Naturschauspiel: Klarer Himmel für freie Sicht auf den Blutmond

Es ist die längste Mondfinsternis dieses Jahrhunderts - und den Vorhersagen nach soll der Himmel sternenklar sein. Am Freitagabend erwartet uns ein außergewöhnliches Ereignis.

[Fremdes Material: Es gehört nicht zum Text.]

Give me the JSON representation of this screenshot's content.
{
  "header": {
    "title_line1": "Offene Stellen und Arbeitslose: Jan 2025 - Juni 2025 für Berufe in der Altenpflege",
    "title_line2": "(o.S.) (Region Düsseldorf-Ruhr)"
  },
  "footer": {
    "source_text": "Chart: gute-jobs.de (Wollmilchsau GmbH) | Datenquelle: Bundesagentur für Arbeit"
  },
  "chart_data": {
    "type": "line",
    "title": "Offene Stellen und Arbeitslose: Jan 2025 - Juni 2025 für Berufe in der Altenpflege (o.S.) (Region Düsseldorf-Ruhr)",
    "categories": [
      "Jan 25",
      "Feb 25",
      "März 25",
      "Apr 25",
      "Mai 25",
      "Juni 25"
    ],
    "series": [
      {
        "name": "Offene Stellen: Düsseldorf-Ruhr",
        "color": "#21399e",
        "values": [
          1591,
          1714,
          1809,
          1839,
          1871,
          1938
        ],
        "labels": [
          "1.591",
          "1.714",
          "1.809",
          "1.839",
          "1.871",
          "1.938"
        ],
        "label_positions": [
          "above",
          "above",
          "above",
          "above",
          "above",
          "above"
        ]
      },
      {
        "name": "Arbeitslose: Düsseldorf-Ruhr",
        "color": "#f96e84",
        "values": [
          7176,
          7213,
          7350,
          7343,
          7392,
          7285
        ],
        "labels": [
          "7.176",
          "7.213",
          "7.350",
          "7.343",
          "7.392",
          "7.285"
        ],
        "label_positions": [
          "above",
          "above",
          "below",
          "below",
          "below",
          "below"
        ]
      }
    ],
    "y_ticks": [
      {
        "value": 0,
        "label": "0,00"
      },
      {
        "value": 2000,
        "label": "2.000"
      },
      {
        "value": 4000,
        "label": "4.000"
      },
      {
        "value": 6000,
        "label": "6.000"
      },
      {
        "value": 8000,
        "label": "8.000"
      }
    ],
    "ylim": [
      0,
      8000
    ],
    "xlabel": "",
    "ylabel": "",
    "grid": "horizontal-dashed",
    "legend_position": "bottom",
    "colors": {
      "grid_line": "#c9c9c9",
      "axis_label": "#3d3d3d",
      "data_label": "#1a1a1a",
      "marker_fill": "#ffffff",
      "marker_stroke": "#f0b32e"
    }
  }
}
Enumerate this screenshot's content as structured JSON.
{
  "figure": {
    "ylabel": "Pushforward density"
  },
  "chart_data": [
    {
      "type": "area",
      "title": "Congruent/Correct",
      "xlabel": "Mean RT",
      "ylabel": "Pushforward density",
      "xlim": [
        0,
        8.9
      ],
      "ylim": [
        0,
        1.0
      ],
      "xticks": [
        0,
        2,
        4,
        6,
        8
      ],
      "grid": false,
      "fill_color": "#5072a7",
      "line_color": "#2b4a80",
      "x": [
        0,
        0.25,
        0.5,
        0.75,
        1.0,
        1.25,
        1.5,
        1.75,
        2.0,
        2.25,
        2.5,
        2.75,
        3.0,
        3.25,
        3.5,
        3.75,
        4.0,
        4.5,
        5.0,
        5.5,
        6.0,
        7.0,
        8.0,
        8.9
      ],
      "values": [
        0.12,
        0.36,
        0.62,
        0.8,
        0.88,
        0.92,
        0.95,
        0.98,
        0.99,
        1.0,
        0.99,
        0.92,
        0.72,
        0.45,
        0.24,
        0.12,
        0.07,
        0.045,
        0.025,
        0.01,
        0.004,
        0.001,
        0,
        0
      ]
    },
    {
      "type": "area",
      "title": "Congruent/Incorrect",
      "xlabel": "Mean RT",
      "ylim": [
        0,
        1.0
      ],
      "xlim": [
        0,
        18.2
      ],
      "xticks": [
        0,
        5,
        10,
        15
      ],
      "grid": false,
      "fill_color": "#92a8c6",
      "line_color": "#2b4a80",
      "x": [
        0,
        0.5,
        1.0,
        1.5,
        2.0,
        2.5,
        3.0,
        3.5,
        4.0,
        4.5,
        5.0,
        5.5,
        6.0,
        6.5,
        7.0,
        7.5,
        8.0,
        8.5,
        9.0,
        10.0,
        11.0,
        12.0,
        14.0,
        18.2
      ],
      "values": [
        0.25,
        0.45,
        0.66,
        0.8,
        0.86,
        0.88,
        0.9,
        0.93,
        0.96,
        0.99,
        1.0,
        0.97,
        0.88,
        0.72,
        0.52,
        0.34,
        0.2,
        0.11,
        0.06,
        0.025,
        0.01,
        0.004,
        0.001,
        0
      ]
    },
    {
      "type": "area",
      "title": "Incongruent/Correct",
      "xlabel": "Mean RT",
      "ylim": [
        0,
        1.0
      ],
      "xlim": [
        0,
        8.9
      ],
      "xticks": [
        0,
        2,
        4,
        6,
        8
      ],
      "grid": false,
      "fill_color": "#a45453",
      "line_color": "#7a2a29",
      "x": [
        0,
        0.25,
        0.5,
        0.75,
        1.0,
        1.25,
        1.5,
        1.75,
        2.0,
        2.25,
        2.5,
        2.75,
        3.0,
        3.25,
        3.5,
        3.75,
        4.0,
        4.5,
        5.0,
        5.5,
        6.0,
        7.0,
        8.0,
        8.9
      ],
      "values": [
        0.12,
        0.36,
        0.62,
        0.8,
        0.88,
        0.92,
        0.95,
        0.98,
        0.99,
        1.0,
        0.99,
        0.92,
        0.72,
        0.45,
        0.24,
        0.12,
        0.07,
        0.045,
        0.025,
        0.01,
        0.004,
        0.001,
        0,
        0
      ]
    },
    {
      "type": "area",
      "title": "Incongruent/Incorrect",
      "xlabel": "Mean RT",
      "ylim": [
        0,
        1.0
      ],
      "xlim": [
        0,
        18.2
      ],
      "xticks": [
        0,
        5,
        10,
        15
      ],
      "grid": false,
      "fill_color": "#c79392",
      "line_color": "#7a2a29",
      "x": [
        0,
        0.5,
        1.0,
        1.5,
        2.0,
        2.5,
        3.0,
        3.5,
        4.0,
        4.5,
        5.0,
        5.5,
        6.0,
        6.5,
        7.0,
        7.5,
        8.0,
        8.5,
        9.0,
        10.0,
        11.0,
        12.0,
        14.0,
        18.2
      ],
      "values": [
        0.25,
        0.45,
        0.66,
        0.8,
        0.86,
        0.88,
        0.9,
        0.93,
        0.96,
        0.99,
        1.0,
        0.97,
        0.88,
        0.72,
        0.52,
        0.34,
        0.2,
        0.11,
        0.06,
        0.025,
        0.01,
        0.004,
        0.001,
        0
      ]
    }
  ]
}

„Keine noch so perfekte Fotografie kann dieses Erlebnis ersetzen“, sagt Frank Sohl vom Deutschen Zentrum für Luft- und Raumfahrt und gerät ins Schwärmen. Die Faszination einer totalen Mondfinsternis könne man „einfach nur selbst und live erleben“. Gelegenheit dazu gibt es am Freitagabend. Dann sollte sich jeder, der die längste Mondfinsternis des Jahrhunderts von Anfang an verfolgen will, einen Beobachtungsplatz mit freier Sicht nach Südosten suchen. Dort beginnt der Vollmond kurz vor neun Uhr über dem Horizont aufzugehen. Im Halbschatten der Erde erscheint er bereits dunkler als normalerweise. Von halb zehn bis kurz nach elf Uhr zeigt sich der Erdtrabant von seiner schönsten und dunkelsten Seite.

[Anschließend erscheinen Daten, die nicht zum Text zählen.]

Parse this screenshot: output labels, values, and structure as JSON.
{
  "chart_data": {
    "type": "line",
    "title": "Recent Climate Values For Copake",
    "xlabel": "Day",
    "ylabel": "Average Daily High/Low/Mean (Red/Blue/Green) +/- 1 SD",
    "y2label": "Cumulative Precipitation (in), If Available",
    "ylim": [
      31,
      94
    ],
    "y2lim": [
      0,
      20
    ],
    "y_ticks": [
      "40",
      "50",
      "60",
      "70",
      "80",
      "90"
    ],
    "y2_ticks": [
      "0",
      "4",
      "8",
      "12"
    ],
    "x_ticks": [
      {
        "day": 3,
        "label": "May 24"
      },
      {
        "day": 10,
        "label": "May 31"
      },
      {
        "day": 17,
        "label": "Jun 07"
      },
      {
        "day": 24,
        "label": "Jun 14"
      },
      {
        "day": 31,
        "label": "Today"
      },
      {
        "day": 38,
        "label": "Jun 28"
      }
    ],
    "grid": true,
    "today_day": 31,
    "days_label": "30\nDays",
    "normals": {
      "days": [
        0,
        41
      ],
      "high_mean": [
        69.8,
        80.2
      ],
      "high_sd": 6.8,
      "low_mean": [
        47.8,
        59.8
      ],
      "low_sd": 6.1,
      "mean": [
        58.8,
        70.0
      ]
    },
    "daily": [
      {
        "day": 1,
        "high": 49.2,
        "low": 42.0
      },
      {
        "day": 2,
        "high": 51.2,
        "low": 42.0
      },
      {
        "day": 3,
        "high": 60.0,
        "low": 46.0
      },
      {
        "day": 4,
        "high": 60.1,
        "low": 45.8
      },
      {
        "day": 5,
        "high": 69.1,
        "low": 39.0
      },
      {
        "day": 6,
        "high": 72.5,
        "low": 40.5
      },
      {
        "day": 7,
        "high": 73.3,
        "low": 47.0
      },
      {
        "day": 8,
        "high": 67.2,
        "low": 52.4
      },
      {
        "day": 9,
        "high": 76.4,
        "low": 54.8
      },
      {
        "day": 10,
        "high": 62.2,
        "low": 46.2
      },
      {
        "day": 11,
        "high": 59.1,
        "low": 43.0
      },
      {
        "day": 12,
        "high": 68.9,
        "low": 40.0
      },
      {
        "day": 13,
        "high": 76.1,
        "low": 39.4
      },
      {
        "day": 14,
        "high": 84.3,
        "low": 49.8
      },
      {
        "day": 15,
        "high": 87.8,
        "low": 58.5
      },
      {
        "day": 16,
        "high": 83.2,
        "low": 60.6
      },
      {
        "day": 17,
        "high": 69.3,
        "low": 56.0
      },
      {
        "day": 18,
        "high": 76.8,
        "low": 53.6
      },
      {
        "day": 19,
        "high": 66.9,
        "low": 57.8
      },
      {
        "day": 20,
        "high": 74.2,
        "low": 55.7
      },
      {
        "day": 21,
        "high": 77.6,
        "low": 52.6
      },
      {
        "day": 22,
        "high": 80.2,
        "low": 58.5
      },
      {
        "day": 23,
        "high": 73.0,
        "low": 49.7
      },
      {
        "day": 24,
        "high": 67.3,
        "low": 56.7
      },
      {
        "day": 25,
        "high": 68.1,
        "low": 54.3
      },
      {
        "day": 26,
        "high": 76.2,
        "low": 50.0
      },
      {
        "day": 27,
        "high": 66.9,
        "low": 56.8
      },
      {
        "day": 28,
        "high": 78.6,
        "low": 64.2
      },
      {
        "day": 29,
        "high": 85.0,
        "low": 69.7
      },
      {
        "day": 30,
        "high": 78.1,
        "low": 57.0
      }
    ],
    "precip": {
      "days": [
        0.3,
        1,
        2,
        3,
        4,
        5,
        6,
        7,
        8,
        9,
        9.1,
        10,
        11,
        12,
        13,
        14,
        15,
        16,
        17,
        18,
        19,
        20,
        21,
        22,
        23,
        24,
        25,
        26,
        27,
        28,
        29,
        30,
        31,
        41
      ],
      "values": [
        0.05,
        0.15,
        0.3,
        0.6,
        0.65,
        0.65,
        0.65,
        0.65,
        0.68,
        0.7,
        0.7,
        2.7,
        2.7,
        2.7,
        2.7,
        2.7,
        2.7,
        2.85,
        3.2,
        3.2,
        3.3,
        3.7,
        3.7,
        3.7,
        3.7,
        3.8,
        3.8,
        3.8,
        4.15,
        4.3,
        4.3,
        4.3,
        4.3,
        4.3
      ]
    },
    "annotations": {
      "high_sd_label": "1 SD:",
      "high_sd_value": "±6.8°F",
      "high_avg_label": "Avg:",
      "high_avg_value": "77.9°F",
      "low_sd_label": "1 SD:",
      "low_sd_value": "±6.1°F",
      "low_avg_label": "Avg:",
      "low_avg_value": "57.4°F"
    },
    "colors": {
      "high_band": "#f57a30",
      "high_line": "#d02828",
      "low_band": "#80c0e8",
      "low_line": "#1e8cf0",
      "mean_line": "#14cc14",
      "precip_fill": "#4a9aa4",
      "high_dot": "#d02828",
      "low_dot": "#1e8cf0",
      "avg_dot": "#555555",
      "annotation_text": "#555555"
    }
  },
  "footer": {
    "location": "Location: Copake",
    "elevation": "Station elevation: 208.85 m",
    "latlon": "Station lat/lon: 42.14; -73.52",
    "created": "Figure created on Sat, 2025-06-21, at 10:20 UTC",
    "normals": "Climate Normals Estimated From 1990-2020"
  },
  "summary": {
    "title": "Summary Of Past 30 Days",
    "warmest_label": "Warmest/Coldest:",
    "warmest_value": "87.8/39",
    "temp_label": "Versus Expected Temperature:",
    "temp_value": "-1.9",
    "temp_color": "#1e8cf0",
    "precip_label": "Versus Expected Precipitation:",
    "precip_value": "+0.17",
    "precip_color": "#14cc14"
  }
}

Weshalb der Mond blutrot erscheint

„Das Spektrum von roten und bläulichen Farben ist ganz toll zu beobachten“, sagt der Planetenphysiker. Dieses Farbspiel sei zu sehen, wenn der Mond in den zentralen Teil des Schattens hinein oder wieder hinauswandert. In diesem „Kernschatten“ genannten Bereich werde der Erdtrabant nicht etwa komplett schwarz, sondern zu einem kupferroten „Blutmond“.

Der Grund für die rote Farbe ist die Schicht aus Luft, die die Erde wie eine Haut umgibt. Die Moleküle in der Atmosphäre streuen das blaue Licht der Sonne stärker als das rote, filtern es also heraus, sodass es auf der sonnenabgewandten Seite den Mond mit „Abendlicht“ schwach erleuchtet. Je mehr Staub, Rauch und Dreck in der Luft sei, desto stärker sei das Rot.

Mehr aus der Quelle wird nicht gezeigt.